Pharmacological treatment for hypersomnolence disorder?
Long-acting amphetamine-based stimulants (e.g., methylphenidate)
Nonamphetamine-based stimulants (e.g., modafinil [Provigil])
What is narcolepsy?
A rare sleep disorder (<0.05% prevalence) characterized by an uncontrollable urge to sleep, typically starting before young adulthood and persisting for life.
Is narcolepsy more common in men or women?
Slightly more common in men.
Key symptoms of narcolepsy?
Disturbed nighttime sleep with multiple awakenings
Automatic behaviors with memory lapses
Feeling refreshed upon waking but sleepy again in 2–3 hours
Hypocretin deficiency in cerebrospinal fluid (objective marker)
How does narcolepsy differ from other hypersomnia disorders?
narcolepsy patients feel rested after sleep; other hypersomnia disorders do not
What is cataplexy?
Brief episodes of bilateral muscle weakness without loss of consciousness, often triggered by strong emotions (e.g., laughter, anger, fear, joy).
What causes cataplexy?
Likely due to REM sleep paralysis occurring during wakefulness.
Other classic symptoms of narcolepsy besides cataplexy?
Hypnagogic hallucinations: false sensory perceptions at sleep onset.
Sleep paralysis: inability to move or speak during sleep–wake transitions.
Nonpharmacological treatments for narcolepsy?
scheduled naps, exercise, and a balanced diet
FDA-approved stimulant medications for excessive daytime sleepiness in narcolepsy?
Modafinil, armodafinil, methylphenidate, amphetamine.
Nonstimulant medications for narcolepsy-related daytime sleepiness?
Pitolisant (Wakix): histamine-3 receptor antagonist/inverse agonist; side effects—insomnia, nausea, anxiety.
Solriamfetol (Sunosi): dopamine & norepinephrine reuptake inhibitor; contraindicated with MAOIs; monitor BP & HR.
FDA-approved medication for both excessive daytime sleepiness and cataplexy in patients ≥7 years old?
Sodium oxybate (Xyrem).
How does sodium oxybate help in narcolepsy?
restores normal sleep architecture at night, improving daytime alertness
Off-label medications for cataplexy?
certain SSRIs and TCA, which may suppress REM sleep paralysis
What is the most common breathing-related sleep disorder?

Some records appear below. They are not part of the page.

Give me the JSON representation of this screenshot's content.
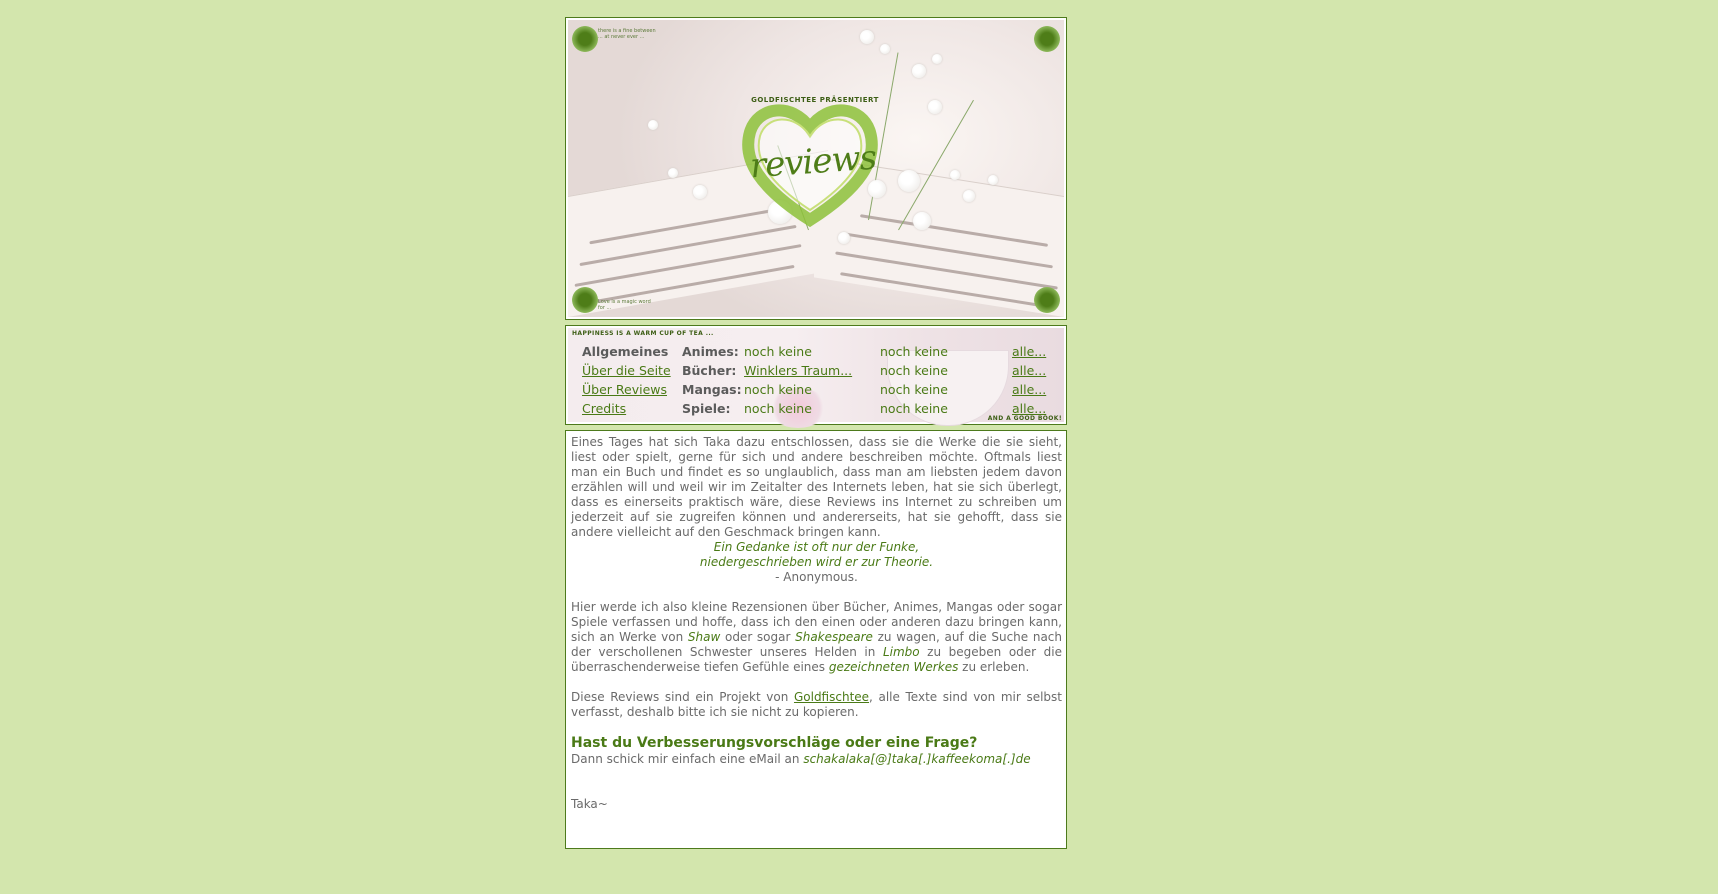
{
  "header": {
    "presents": "GOLDFISCHTEE PRÄSENTIERT",
    "logo_word": "reviews",
    "corner_tl": "there is a fine between ... at never ever ...",
    "corner_br": "Love is a magic word for ..."
  },
  "nav": {
    "tagline_top": "HAPPINESS IS A WARM CUP OF TEA ...",
    "tagline_bottom": "AND A GOOD BOOK!",
    "heading": "Allgemeines",
    "links": [
      "Über die Seite",
      "Über Reviews",
      "Credits"
    ],
    "rows": [
      {
        "category": "Animes:",
        "latest": "noch keine",
        "second": "noch keine",
        "all": "alle..."
      },
      {
        "category": "Bücher:",
        "latest": "Winklers Traum...",
        "second": "noch keine",
        "all": "alle..."
      },
      {
        "category": "Mangas:",
        "latest": "noch keine",
        "second": "noch keine",
        "all": "alle..."
      },
      {
        "category": "Spiele:",
        "latest": "noch keine",
        "second": "noch keine",
        "all": "alle..."
      }
    ]
  },
  "content": {
    "intro": "Eines Tages hat sich Taka dazu entschlossen, dass sie die Werke die sie sieht, liest oder spielt, gerne für sich und andere beschreiben möchte. Oftmals liest man ein Buch und findet es so unglaublich, dass man am liebsten jedem davon erzählen will und weil wir im Zeitalter des Internets leben, hat sie sich überlegt, dass es einerseits praktisch wäre, diese Reviews ins Internet zu schreiben um jederzeit auf sie zugreifen können und andererseits, hat sie gehofft, dass sie andere vielleicht auf den Geschmack bringen kann.",
    "quote_line1": "Ein Gedanke ist oft nur der Funke,",
    "quote_line2": "niedergeschrieben wird er zur Theorie.",
    "quote_author": "- Anonymous.",
    "p2_a": "Hier werde ich also kleine Rezensionen über Bücher, Animes, Mangas oder sogar Spiele verfassen und hoffe, dass ich den einen oder anderen dazu bringen kann, sich an Werke von ",
    "p2_shaw": "Shaw",
    "p2_b": " oder sogar ",
    "p2_shakespeare": "Shakespeare",
    "p2_c": " zu wagen, auf die Suche nach der verschollenen Schwester unseres Helden in ",
    "p2_limbo": "Limbo",
    "p2_d": " zu begeben oder die überraschenderweise tiefen Gefühle eines ",
    "p2_werkes": "gezeichneten Werkes",
    "p2_e": " zu erleben.",
    "p3_a": "Diese Reviews sind ein Projekt von ",
    "p3_link": "Goldfischtee",
    "p3_b": ", alle Texte sind von mir selbst verfasst, deshalb bitte ich sie nicht zu kopieren.",
    "question": "Hast du Verbesserungsvorschläge oder eine Frage?",
    "mail_text": "Dann schick mir einfach eine eMail an ",
    "mail_addr": "schakalaka[@]taka[.]kaffeekoma[.]de",
    "signature": "Taka~"
  },
  "colors": {
    "background": "#d3e6ad",
    "accent": "#4a7a16",
    "border": "#4d7a1c",
    "text": "#6a6a6a"
  }
}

Obstructive sleep apnea hypopnea syndrome.
Which gender is more affected by obstructive sleep apnea hypopnea syndrome?
Men
What condition is strongly associated with obstructive sleep apnea?
obesity
What causes obstructive sleep apnea hypopnea syndrome?
repeated episodes of upper airway collapse and obstruction, leading to sleep fragmentation
Why can’t patients with obstructive sleep apnea sleep and breathe at the same time?
airway obstruction prevents breathing during sleep, causing repeated awakenings
What are the hallmark symptoms of obstructive sleep apnea?
loud disruptive snoring, witnessed apnea episodes, and excessive daytime sleepiness
How is obstructive sleep apnea diagnosed?
clinical evaluation and polysomnography
What is the primary treatment for obstructive sleep apnea?
Continuous positive airway pressure (CPAP) therapy.